The main reason we need a Monthly Active User count is that many companies and organisations are reluctant to work with us if they don’t consider us large or consequential enough to be worth their time. Most notably, CurseForge asked us for a Monthly Active User count when we enquired about launcher support for Quilt. Additionally, although this hasn’t happened yet, knowing our Monthly Active User count gives us a widely-accepted measure of size to use when applying for any sponsorships, grants, or other partnerships that we may need in the future.
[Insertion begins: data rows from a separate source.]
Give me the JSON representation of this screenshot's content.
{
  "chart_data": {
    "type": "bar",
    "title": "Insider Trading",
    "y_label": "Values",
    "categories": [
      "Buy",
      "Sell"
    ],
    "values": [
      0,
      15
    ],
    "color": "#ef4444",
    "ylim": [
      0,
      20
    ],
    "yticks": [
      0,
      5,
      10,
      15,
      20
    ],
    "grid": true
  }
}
But Why Couldn’t You Just…

We did consider some alternatives, however, everything we came up with was unsuitable for various reasons:

  • Measuring QSL downloads is inaccurate, because everyone downloads a new version of QSL whenever it updates.
  • Measuring Installer downloads ignores a large portion of users who use 3rd-party launchers, like Prism.
  • Measuring downloads of the Loader itself from Maven is technically infeasible because it is downloaded directly from a cloud storage bucket, and there’s no point where you can reasonably insert a counter for download requests without spending lots of money.

Additionally, all of those methods simply measure download count, which, while a useful statistic, is not as universally accepted as a Monthly Active User count.

How to disable the telemetry

If, despite the precautions we’ve taken to measure telemetry in a privacy-preserving way, you’d still like to disable it, there are a couple of ways that you can do so.

  1. Add the Java argument -Dloader.disable_beacon=true. In the vanilla launcher, you can add Java arguments in Installations -> Edit -> More Options -> JVM Arguments. Note that this will only disable the telemetry for the Installation that you add the Java argument to.
  2. Set the environment variables QUILT_LOADER_DISABLE_BEACON or CI to true. How to do this varies in complexity based on your OS:
    • In Windows, you can add a new environment variable in Control Panel
    • In Linux, you can usually add the line QUILT_LOADER_DISABLE_BEACON=true to the /etc/environment file, but this can vary by distribution.
    • In macOS, there seems to be no reliable way to set environment variables for the entire system, as opposed to just the zsh shell. We recommend using Java arguments instead.

Edit: 2023/07/12 12:50PM GMT: Clarified that CurseForge takes Monthly Active Users as a consideration, not as a requirement. Also clarified that the Beacon server saves a timestamp, and fixed instructions about adding the beacon-disabling environment variable (thanks Leo!) Edit: 2023/07/13 19:45 GMT: The environment variable to disable telemetry is QUILT_LOADER_DISABLE_BEACON, not QUILT_DISABLE_BEACON (thanks esoterica!)